Cyber-criminals have stolen a whole bunch of personal and patient data in a record-breaking hack which contained data between June to July 2018.
The hacking, according to Singapore authorities was well-executed, well-planned and precisely aimed towards attacking the country’s largest group of hospitals and other healthcare institutions. More than 1 Million patient’s personal records have been accessed and copied according to the authorities.
The theft was not the work of the usual hackers or underground criminal groups, but a concentrated effort of several entities or individuals keen on disrupting operations and compromising major healthcare services in the region.
Singapore security officials were able to determine that the breach was detected on a front-end computer terminal via administrative access to the databank for a certain period of time.
They added that the attackers were so careful not to leave behind any trace of the breach.
One critical angle being considered by the CSA and the Ministry of Communications and Information regarding the breach is that the hackers are especially interested in acquiring the personal information of the country’s Prime Minister, Lee Hsien Loong.
According to the Health Ministry, the Prime Minister’s records were repeatedly queried and attacked, specifically the medicines he’s been receiving.
The CSA declined to provide any information regarding the attackers but they may have an idea on who might be behind the said attack. The CSA Chief David Koh added that the information they have regarding the identities or nationalities of the attackers are sensitive because of security reasons.

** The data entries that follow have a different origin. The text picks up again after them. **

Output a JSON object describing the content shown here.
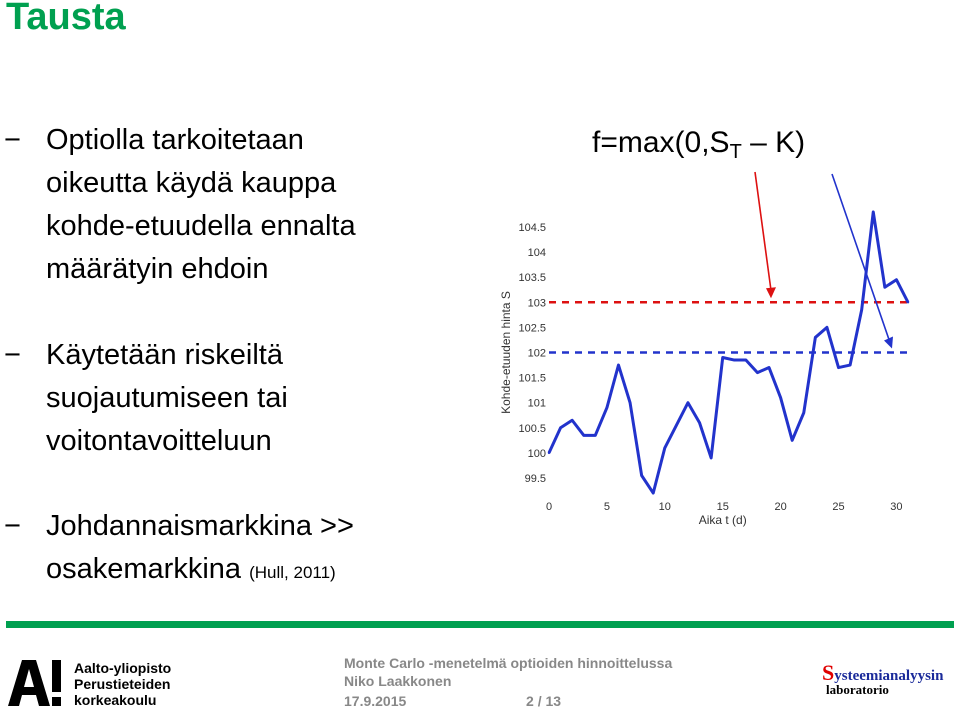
{
  "slide": {
    "title": "Tausta",
    "bullets": [
      {
        "dash": "−",
        "text": "Optiolla tarkoitetaan\noikeutta käydä kauppa\nkohde-etuudella ennalta\nmäärätyin ehdoin"
      },
      {
        "dash": "−",
        "text": "Käytetään riskeiltä\nsuojautumiseen tai\nvoitontavoitteluun"
      },
      {
        "dash": "−",
        "text": "Johdannaismarkkina >>\nosakemarkkina",
        "small": "(Hull, 2011)"
      }
    ],
    "formula": {
      "prefix": "f=max(0,S",
      "sub": "T",
      "suffix": " – K)"
    },
    "colors": {
      "title": "#00a050",
      "line": "#2233cc",
      "red": "#dd1111",
      "blue": "#2233cc"
    }
  },
  "chart_data": {
    "type": "line",
    "xlabel": "Aika t (d)",
    "ylabel": "Kohde-etuuden hinta S",
    "xlim": [
      0,
      31
    ],
    "ylim": [
      99.5,
      104.5
    ],
    "xticks": [
      0,
      5,
      10,
      15,
      20,
      25,
      30
    ],
    "yticks": [
      99.5,
      100,
      100.5,
      101,
      101.5,
      102,
      102.5,
      103,
      103.5,
      104,
      104.5
    ],
    "ytick_labels": [
      "99.5",
      "100",
      "100.5",
      "101",
      "101.5",
      "102",
      "102.5",
      "103",
      "103.5",
      "104",
      "104.5"
    ],
    "series": [
      {
        "x": [
          0,
          1,
          2,
          3,
          4,
          5,
          6,
          7,
          8,
          9,
          10,
          11,
          12,
          13,
          14,
          15,
          16,
          17,
          18,
          19,
          20,
          21,
          22,
          23,
          24,
          25,
          26,
          27,
          28,
          29,
          30,
          31
        ],
        "y": [
          100,
          100.5,
          100.65,
          100.35,
          100.35,
          100.9,
          101.75,
          101,
          99.55,
          99.2,
          100.1,
          100.55,
          101,
          100.6,
          99.9,
          101.9,
          101.85,
          101.85,
          101.6,
          101.7,
          101.1,
          100.25,
          100.8,
          102.3,
          102.5,
          101.7,
          101.75,
          102.85,
          104.8,
          103.3,
          103.45,
          103
        ]
      }
    ],
    "reference_lines": [
      {
        "y": 103,
        "color": "#dd1111",
        "style": "dashed",
        "meaning": "K"
      },
      {
        "y": 102,
        "color": "#2233cc",
        "style": "dashed",
        "meaning": "S"
      }
    ]
  },
  "footer": {
    "university_line1": "Aalto-yliopisto",
    "university_line2": "Perustieteiden",
    "university_line3": "korkeakoulu",
    "talk_title": "Monte Carlo -menetelmä optioiden hinnoittelussa",
    "author": "Niko Laakkonen",
    "date": "17.9.2015",
    "page_current": "2",
    "page_sep": "/",
    "page_total": "13",
    "lab_big_letter": "S",
    "lab_rest": "ysteemianalyysin",
    "lab_sub": "laboratorio"
  }
}
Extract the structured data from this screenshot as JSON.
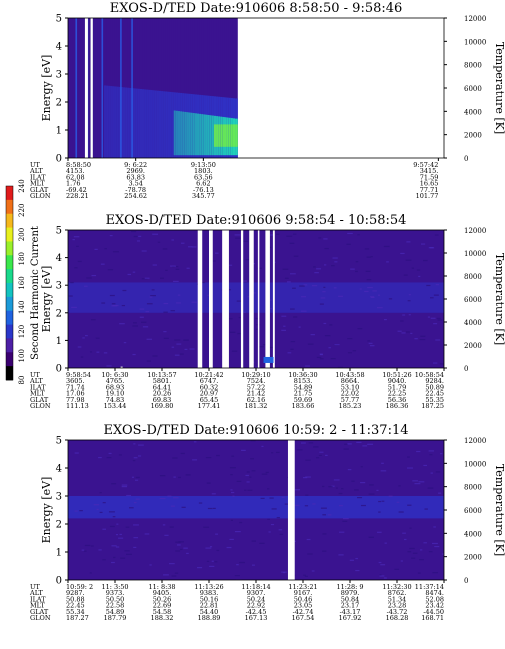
{
  "chart_data": [
    {
      "type": "heatmap",
      "title": "EXOS-D/TED   Date:910606  8:58:50 - 9:58:46",
      "ylabel": "Energy [eV]",
      "y2label": "Temperature [K]",
      "ylim": [
        0,
        5
      ],
      "y2lim": [
        0,
        12000
      ],
      "yticks": [
        "0",
        "1",
        "2",
        "3",
        "4",
        "5"
      ],
      "y2ticks": [
        "0",
        "2000",
        "4000",
        "6000",
        "8000",
        "10000",
        "12000"
      ],
      "data_end_fraction": 0.45,
      "orbit_row_labels": [
        "UT",
        "ALT",
        "ILAT",
        "MLT",
        "GLAT",
        "GLON"
      ],
      "orbit_columns": [
        {
          "label": "UT_cols",
          "values": [
            "8:58:50",
            "9: 6:22",
            "9:13:50",
            "9:57:42"
          ]
        },
        {
          "label": "ALT",
          "values": [
            "4153.",
            "2969.",
            "1803.",
            "3415."
          ]
        },
        {
          "label": "ILAT",
          "values": [
            "62.08",
            "63.83",
            "63.56",
            "71.59"
          ]
        },
        {
          "label": "MLT",
          "values": [
            "1.76",
            "3.54",
            "6.62",
            "16.65"
          ]
        },
        {
          "label": "GLAT",
          "values": [
            "-69.42",
            "-78.78",
            "-76.13",
            "77.71"
          ]
        },
        {
          "label": "GLON",
          "values": [
            "228.21",
            "254.62",
            "345.77",
            "101.77"
          ]
        }
      ],
      "orbit_positions": [
        0.0,
        0.18,
        0.36,
        0.985
      ]
    },
    {
      "type": "heatmap",
      "title": "EXOS-D/TED   Date:910606  9:58:54 - 10:58:54",
      "ylabel": "Energy [eV]",
      "y2label": "Temperature [K]",
      "ylim": [
        0,
        5
      ],
      "y2lim": [
        0,
        12000
      ],
      "yticks": [
        "0",
        "1",
        "2",
        "3",
        "4",
        "5"
      ],
      "y2ticks": [
        "0",
        "2000",
        "4000",
        "6000",
        "8000",
        "10000",
        "12000"
      ],
      "orbit_row_labels": [
        "UT",
        "ALT",
        "ILAT",
        "MLT",
        "GLAT",
        "GLON"
      ],
      "orbit_columns": [
        {
          "label": "UT_cols",
          "values": [
            "9:58:54",
            "10: 6:30",
            "10:13:57",
            "10:21:42",
            "10:29:10",
            "10:36:30",
            "10:43:58",
            "10:51:26",
            "10:58:54"
          ]
        },
        {
          "label": "ALT",
          "values": [
            "3605.",
            "4765.",
            "5801.",
            "6747.",
            "7524.",
            "8153.",
            "8664.",
            "9040.",
            "9284."
          ]
        },
        {
          "label": "ILAT",
          "values": [
            "71.74",
            "68.93",
            "64.41",
            "60.32",
            "57.22",
            "54.89",
            "53.10",
            "51.79",
            "50.89"
          ]
        },
        {
          "label": "MLT",
          "values": [
            "17.06",
            "19.10",
            "20.26",
            "20.97",
            "21.42",
            "21.75",
            "22.02",
            "22.25",
            "22.45"
          ]
        },
        {
          "label": "GLAT",
          "values": [
            "77.98",
            "74.83",
            "69.83",
            "65.45",
            "62.16",
            "59.69",
            "57.77",
            "56.36",
            "55.35"
          ]
        },
        {
          "label": "GLON",
          "values": [
            "111.13",
            "153.44",
            "169.80",
            "177.41",
            "181.32",
            "183.66",
            "185.23",
            "186.36",
            "187.25"
          ]
        }
      ]
    },
    {
      "type": "heatmap",
      "title": "EXOS-D/TED   Date:910606  10:59: 2 - 11:37:14",
      "ylabel": "Energy [eV]",
      "y2label": "Temperature [K]",
      "ylim": [
        0,
        5
      ],
      "y2lim": [
        0,
        12000
      ],
      "yticks": [
        "0",
        "1",
        "2",
        "3",
        "4",
        "5"
      ],
      "y2ticks": [
        "0",
        "2000",
        "4000",
        "6000",
        "8000",
        "10000",
        "12000"
      ],
      "orbit_row_labels": [
        "UT",
        "ALT",
        "ILAT",
        "MLT",
        "GLAT",
        "GLON"
      ],
      "orbit_columns": [
        {
          "label": "UT_cols",
          "values": [
            "10:59: 2",
            "11: 3:50",
            "11: 8:38",
            "11:13:26",
            "11:18:14",
            "11:23:21",
            "11:28: 9",
            "11:32:30",
            "11:37:14"
          ]
        },
        {
          "label": "ALT",
          "values": [
            "9287.",
            "9373.",
            "9405.",
            "9383.",
            "9307.",
            "9167.",
            "8979.",
            "8762.",
            "8474."
          ]
        },
        {
          "label": "ILAT",
          "values": [
            "50.88",
            "50.50",
            "50.26",
            "50.16",
            "50.24",
            "50.46",
            "50.84",
            "51.34",
            "52.08"
          ]
        },
        {
          "label": "MLT",
          "values": [
            "22.45",
            "22.58",
            "22.69",
            "22.81",
            "22.92",
            "23.05",
            "23.17",
            "23.28",
            "23.42"
          ]
        },
        {
          "label": "GLAT",
          "values": [
            "55.34",
            "54.89",
            "54.58",
            "54.40",
            "-42.45",
            "-42.74",
            "-43.17",
            "-43.72",
            "-44.50"
          ]
        },
        {
          "label": "GLON",
          "values": [
            "187.27",
            "187.79",
            "188.32",
            "188.89",
            "167.13",
            "167.54",
            "167.92",
            "168.28",
            "168.71"
          ]
        }
      ]
    }
  ],
  "colorbar": {
    "label": "Second Harmonic Current",
    "ticks": [
      "80",
      "100",
      "120",
      "140",
      "160",
      "180",
      "200",
      "220",
      "240"
    ],
    "colors": [
      "#000000",
      "#3a0070",
      "#4d1fa5",
      "#2a36c9",
      "#1f62e0",
      "#1c9ad8",
      "#13c3c0",
      "#19d98c",
      "#3ae84c",
      "#9af02a",
      "#e8f01e",
      "#f5b81c",
      "#f07018",
      "#e01b1b"
    ]
  },
  "colors": {
    "background": "#ffffff",
    "heat_base": "#3a1390",
    "heat_band": "#2f33c8",
    "heat_bright": "#1fd6b8",
    "heat_hot": "#7cf03a"
  }
}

About the stolen data, none of the information was leaked or modified according to the CSA. They have already coordinated with different agencies to recover and secure all the information and deployed the appropriate counter-measures.
Moreover, during the attack, there was no recorded instance of service disruption in the healthcare services of the hospitals and patient care was not jeopardized whatsoever.
The Singaporean Government has already called out its Security Ministries to assess the current healthcare system and how it can step up its cyber security protocols. Experts from other countries are also being called to assist in threat management, IT systems and organizational processes, and manpower skills.
This is somewhat of a wake-up call not just for the country of Singapore, but for all other nations, including their branches of governments, to accept that cyber threats are real and the only way to defend against it is to constantly strengthen and secure their IT systems and cyber-security.